After completing this lab, you'll understand Azure Cosmos DB's globally distributed, multi-model capabilities including turnkey global distribution, guaranteed low latency, elastic scaling, and comprehensive SLAs. You'll know five APIs (NoSQL for documents, MongoDB for compatibility, Cassandra for wide-column, Gremlin for graphs, Table for key-value) and when to use each. You'll understand consistency levels enabling tradeoffs between consistency and performance. You'll recognize appropriate use cases including global applications, IoT, real-time analytics, gaming, and retail. This knowledge demonstrates Cosmos DB understanding tested in DP-900 exam and provides foundation for leveraging Cosmos DB in modern distributed applications.

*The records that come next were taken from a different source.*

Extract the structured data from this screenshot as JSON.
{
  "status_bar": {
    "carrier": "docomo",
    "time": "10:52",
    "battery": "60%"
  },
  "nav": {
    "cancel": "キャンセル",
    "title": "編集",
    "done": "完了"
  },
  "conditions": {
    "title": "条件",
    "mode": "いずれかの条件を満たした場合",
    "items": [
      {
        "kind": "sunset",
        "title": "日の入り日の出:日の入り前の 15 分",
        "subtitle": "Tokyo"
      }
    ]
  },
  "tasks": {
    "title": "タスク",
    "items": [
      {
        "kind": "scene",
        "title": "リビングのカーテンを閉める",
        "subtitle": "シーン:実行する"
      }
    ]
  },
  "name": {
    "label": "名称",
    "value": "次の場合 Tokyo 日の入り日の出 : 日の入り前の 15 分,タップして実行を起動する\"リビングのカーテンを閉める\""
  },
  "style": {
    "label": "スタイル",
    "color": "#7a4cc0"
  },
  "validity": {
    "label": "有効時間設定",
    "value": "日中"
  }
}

Frequently Asked Questions

What is Azure Cosmos DB and what are its core capabilities?

Azure Cosmos DB is Microsoft's globally distributed, multi-model NoSQL database service designed for mission-critical applications requiring high availability, low latency, and elastic scalability. Core capabilities include turnkey global distribution enabling data replication across any Azure region with automatic multi-region writes and reads; guaranteed low latency with single-digit millisecond reads and writes at 99th percentile; elastic and unlimited scalability automatically scaling throughput and storage; comprehensive SLAs covering availability (99.999% for multi-region), latency, throughput, and consistency; five well-defined consistency levels balancing consistency and performance from strong to eventual; automatic indexing of all data without schema or index management; and support for multiple data models and APIs including document, key-value, graph, and column-family through different API endpoints. Cosmos DB is fully managed Platform-as-a-Service (PaaS) eliminating operational overhead. It's designed for internet-scale applications, IoT and telemetry, retail and marketing, gaming, mobile and web applications requiring global reach, predictable performance, and automatic failover. The service handles infrastructure concerns including patching, scaling, replication, and failover automatically while providing industry-leading SLAs. Cosmos DB supports both serverless and provisioned throughput models, enabling cost optimization for various workload patterns from occasional access to constant high throughput.

What are common use cases for Azure Cosmos DB?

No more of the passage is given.